Как и когда произошли все эти перемены? Разумеется, постепенно. Выше уже были описаны политические процессы, имевшие место на протяжении V в. до н. э., особенно при Перикле. Эти процессы имели вполне определенную, антиаристократическую направленность и были довершены Пелопоннесской войной, в ходе которой многие представители уже немногочисленной старой знати были физически уничтожены. На смену им пришли homines novi – поколение демагогов, никак не связанных с системой древних родов.
После Перикла, в период Пелопоннесской войны, Афины продолжали оставаться демократическим полисом. Хотя все основы этой политической системы были к последней трети V в. до н. э. уже заложены, демократия все-таки не стояла на месте, продолжала претерпевать определенную эволюцию. Это выражалось, в частности, в том, что отдельные черты ее в военных, кризисных условиях все более выдвигались на второй план.

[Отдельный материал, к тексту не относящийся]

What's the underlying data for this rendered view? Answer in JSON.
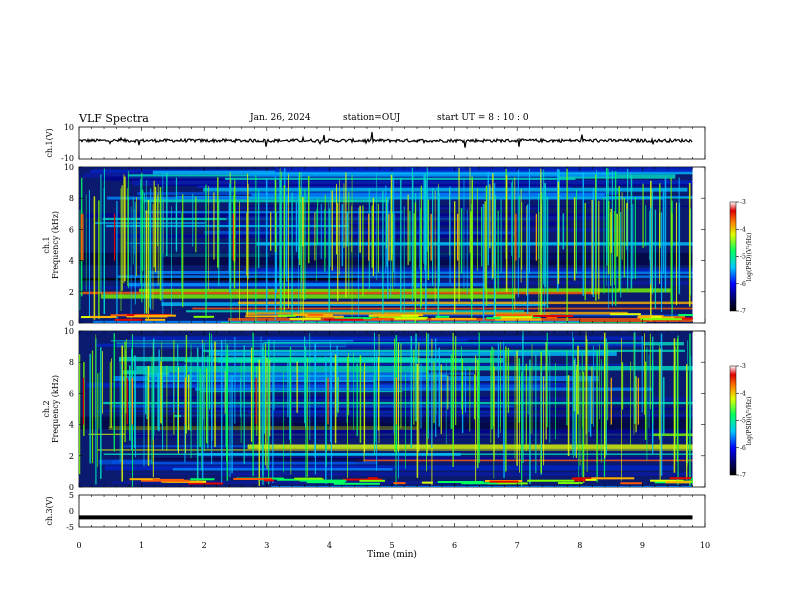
{
  "header": {
    "title": "VLF Spectra",
    "date": "Jan. 26, 2024",
    "station": "station=OUJ",
    "start": "start UT = 8 : 10 : 0"
  },
  "chart_data": [
    {
      "type": "line",
      "panel": "ch1-waveform",
      "ylabel": "ch.1(V)",
      "yticks": [
        "10",
        "-10"
      ],
      "ylim": [
        -10,
        10
      ],
      "xlim": [
        0,
        10
      ],
      "trace_level": 1.5,
      "trace_range_min": [
        0,
        9.8
      ]
    },
    {
      "type": "heatmap",
      "panel": "ch1-spectrogram",
      "ylabel": "Frequency (kHz)",
      "channel_label": "ch.1",
      "yticks": [
        "0",
        "2",
        "4",
        "6",
        "8",
        "10"
      ],
      "ylim": [
        0,
        10
      ],
      "xlim": [
        0,
        9.8
      ],
      "colorbar": {
        "label": "log(PSD)(V²/Hz)",
        "ticks": [
          "-3",
          "-4",
          "-5",
          "-6",
          "-7"
        ],
        "range": [
          -7,
          -3
        ]
      }
    },
    {
      "type": "heatmap",
      "panel": "ch2-spectrogram",
      "ylabel": "Frequency (kHz)",
      "channel_label": "ch.2",
      "yticks": [
        "0",
        "2",
        "4",
        "6",
        "8",
        "10"
      ],
      "ylim": [
        0,
        10
      ],
      "xlim": [
        0,
        9.8
      ],
      "colorbar": {
        "label": "log(PSD)(V²/Hz)",
        "ticks": [
          "-3",
          "-4",
          "-5",
          "-6",
          "-7"
        ],
        "range": [
          -7,
          -3
        ]
      }
    },
    {
      "type": "line",
      "panel": "ch3-waveform",
      "ylabel": "ch.3(V)",
      "yticks": [
        "5",
        "0",
        "-5"
      ],
      "ylim": [
        -5,
        5
      ],
      "xlim": [
        0,
        10
      ],
      "trace_level": -2,
      "trace_range_min": [
        0,
        9.8
      ]
    }
  ],
  "xaxis": {
    "label": "Time (min)",
    "ticks": [
      "0",
      "1",
      "2",
      "3",
      "4",
      "5",
      "6",
      "7",
      "8",
      "9",
      "10"
    ]
  },
  "colors": {
    "trace": "#000000",
    "spectrogram_background": "#0a1a6e"
  }
}
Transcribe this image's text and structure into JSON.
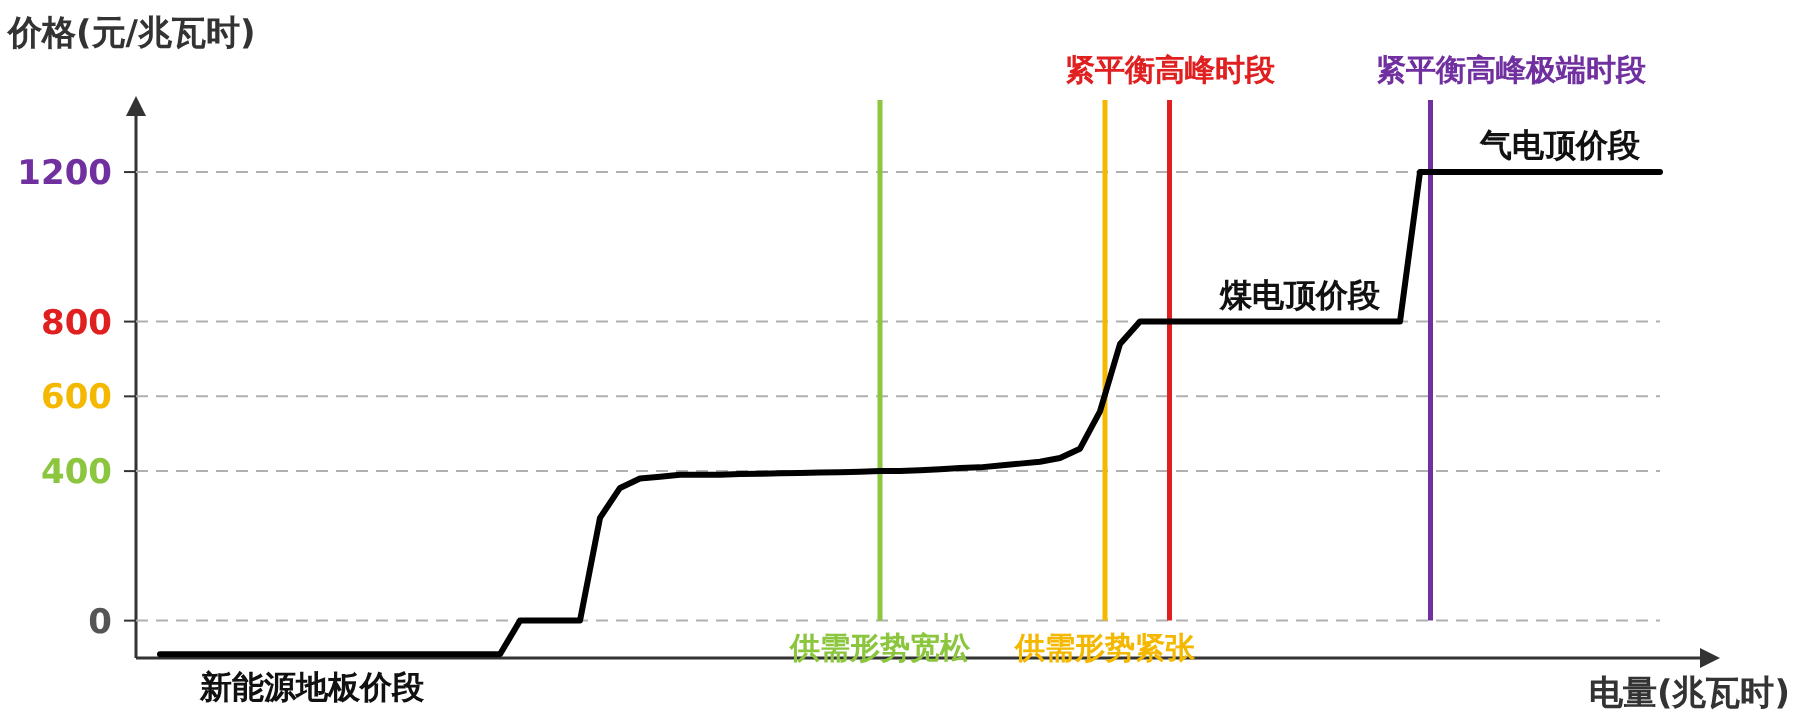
{
  "chart_data": {
    "type": "line",
    "ylabel": "价格(元/兆瓦时)",
    "xlabel": "电量(兆瓦时)",
    "categories": [
      null,
      null,
      null,
      null,
      null,
      null,
      null,
      null,
      null,
      null,
      null,
      null,
      null,
      null,
      null,
      null,
      null,
      null,
      null,
      null,
      null,
      null,
      null,
      null,
      null,
      null,
      null,
      null,
      null,
      null,
      null,
      null,
      null,
      null,
      null,
      null,
      null,
      null,
      null,
      null,
      null,
      null,
      null,
      null,
      null,
      null,
      null,
      null,
      null,
      null,
      null,
      null,
      null,
      null,
      null,
      null,
      null,
      null,
      null,
      null,
      null,
      null,
      null,
      null,
      null,
      null,
      null,
      null,
      null,
      null,
      null,
      null,
      null,
      null,
      null,
      null
    ],
    "series": [
      {
        "color": "#000000",
        "values": [
          -90,
          -90,
          -90,
          -90,
          -90,
          -90,
          -90,
          -90,
          -90,
          -90,
          -90,
          -90,
          -90,
          -90,
          -90,
          -90,
          -90,
          -90,
          0,
          0,
          0,
          0,
          275,
          355,
          380,
          385,
          390,
          390,
          390,
          392,
          393,
          394,
          395,
          396,
          397,
          398,
          400,
          400,
          402,
          405,
          408,
          410,
          415,
          420,
          425,
          435,
          460,
          560,
          740,
          800,
          800,
          800,
          800,
          800,
          800,
          800,
          800,
          800,
          800,
          800,
          800,
          800,
          800,
          1200,
          1200,
          1200,
          1200,
          1200,
          1200,
          1200,
          1200,
          1200,
          1200,
          1200,
          1200,
          1200
        ]
      }
    ],
    "ylim": [
      -100,
      1350
    ],
    "yticks": [
      0,
      400,
      600,
      800,
      1200
    ],
    "grid": "y",
    "line_style": "solid",
    "marker": "none",
    "ref_lines": [
      {
        "axis": "x",
        "label": "供需形势宽松",
        "color": "#8cc63f"
      },
      {
        "axis": "x",
        "label": "供需形势紧张",
        "color": "#f5b800"
      },
      {
        "axis": "x",
        "label": "紧平衡高峰时段",
        "color": "#e02020"
      },
      {
        "axis": "x",
        "label": "紧平衡高峰极端时段",
        "color": "#7030a0"
      }
    ],
    "annotations": [
      {
        "text": "新能源地板价段",
        "y": -90
      },
      {
        "text": "煤电顶价段",
        "y": 800
      },
      {
        "text": "气电顶价段",
        "y": 1200
      }
    ]
  }
}
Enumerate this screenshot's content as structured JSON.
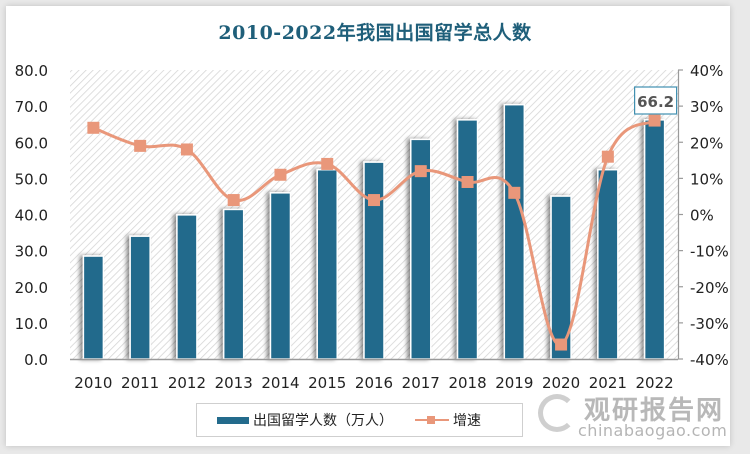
{
  "title": "2010-2022年我国出国留学总人数",
  "legend": {
    "bar_label": "出国留学人数（万人）",
    "line_label": "增速"
  },
  "colors": {
    "bar": "#236b8c",
    "line": "#e9977a",
    "title": "#1f5f7a",
    "axis_text": "#222222",
    "hatch": "#d6d6d6"
  },
  "callout": {
    "label": "66.2",
    "year": "2022"
  },
  "watermark": {
    "cn": "观研报告网",
    "en": "chinabaogao.com"
  },
  "chart_data": {
    "type": "bar",
    "title": "2010-2022年我国出国留学总人数",
    "categories": [
      "2010",
      "2011",
      "2012",
      "2013",
      "2014",
      "2015",
      "2016",
      "2017",
      "2018",
      "2019",
      "2020",
      "2021",
      "2022"
    ],
    "series": [
      {
        "name": "出国留学人数（万人）",
        "type": "bar",
        "axis": "left",
        "values": [
          28.5,
          34.0,
          39.9,
          41.4,
          46.0,
          52.4,
          54.5,
          60.8,
          66.2,
          70.4,
          45.1,
          52.4,
          66.2
        ]
      },
      {
        "name": "增速",
        "type": "line",
        "axis": "right",
        "unit": "%",
        "values": [
          24,
          19,
          18,
          4,
          11,
          14,
          4,
          12,
          9,
          6,
          -36,
          16,
          26
        ]
      }
    ],
    "xlabel": "",
    "ylabel": "",
    "ylim": [
      0,
      80
    ],
    "yticks": [
      "0.0",
      "10.0",
      "20.0",
      "30.0",
      "40.0",
      "50.0",
      "60.0",
      "70.0",
      "80.0"
    ],
    "y2lim": [
      -40,
      40
    ],
    "y2ticks": [
      "-40%",
      "-30%",
      "-20%",
      "-10%",
      "0%",
      "10%",
      "20%",
      "30%",
      "40%"
    ],
    "annotations": [
      {
        "category": "2022",
        "text": "66.2"
      }
    ],
    "legend_position": "bottom",
    "grid": false
  }
}
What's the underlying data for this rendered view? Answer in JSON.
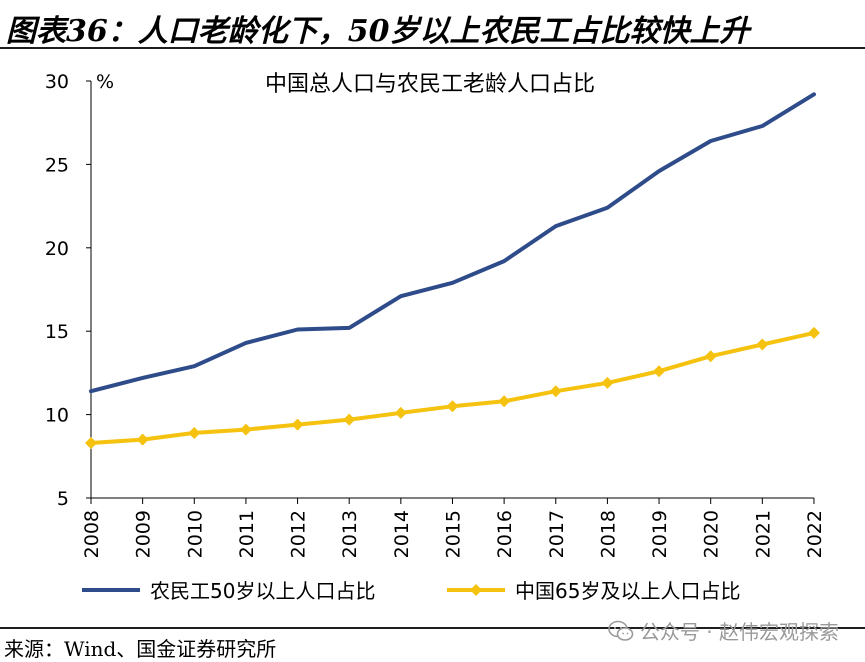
{
  "header": {
    "title": "图表36：人口老龄化下，50岁以上农民工占比较快上升"
  },
  "footer": {
    "source": "来源：Wind、国金证券研究所"
  },
  "watermark": {
    "text": "公众号 · 赵伟宏观探索",
    "icon": "wechat-icon"
  },
  "chart_data": {
    "type": "line",
    "title": "中国总人口与农民工老龄人口占比",
    "unit": "%",
    "x": [
      "2008",
      "2009",
      "2010",
      "2011",
      "2012",
      "2013",
      "2014",
      "2015",
      "2016",
      "2017",
      "2018",
      "2019",
      "2020",
      "2021",
      "2022"
    ],
    "ylim": [
      5,
      30
    ],
    "yticks": [
      5,
      10,
      15,
      20,
      25,
      30
    ],
    "grid": false,
    "legend": "bottom",
    "series": [
      {
        "name": "农民工50岁以上人口占比",
        "color": "#2e4b8a",
        "marker": "none",
        "values": [
          11.4,
          12.2,
          12.9,
          14.3,
          15.1,
          15.2,
          17.1,
          17.9,
          19.2,
          21.3,
          22.4,
          24.6,
          26.4,
          27.3,
          29.2
        ]
      },
      {
        "name": "中国65岁及以上人口占比",
        "color": "#f5c210",
        "marker": "diamond",
        "values": [
          8.3,
          8.5,
          8.9,
          9.1,
          9.4,
          9.7,
          10.1,
          10.5,
          10.8,
          11.4,
          11.9,
          12.6,
          13.5,
          14.2,
          14.9
        ]
      }
    ]
  }
}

Именно в годы Пелопоннесской войны в афинском демократическом полисе впервые в полной мере наметились черты охлократии. Власть демоса, народа, возымела тенденцию к перерождению во власть охлоса, толпы. Такая опасность, наверное, всегда в какой-то степени коренилась в античной прямой демократии. Но в годы мирного развития опасность оставалась в большей степени теоретической, не становилась актуальной угрозой. Совсем другое дело – военное время: мирно дремавшие негативные потенции пробудились и стали все активнее давать о себе знать.
Сыграло большую роль и то обстоятельство, что в афинской политической жизни с 429 г. до н. э. больше не было фактора «первого гражданина», фактора Перикла. Точной и меткой представляется характеристика, данная Фукидидом: «Из преемников Перикла ни один не выдавался как государственный деятель среди других, но каждый стремился к первенству и поэтому был готов, потакая народу, пожертвовать даже государственными интересами. Отсюда проистекали многие ошибки (что и естественно в столь большом и могущественном городе)… Они… занимались мелкими дрязгами в борьбе за руководство народом и первенство в городе и не только вяло вели войну, но привели в расстройство своими распрями государственные дела» (Фукидид, История. II. 65. 10–11).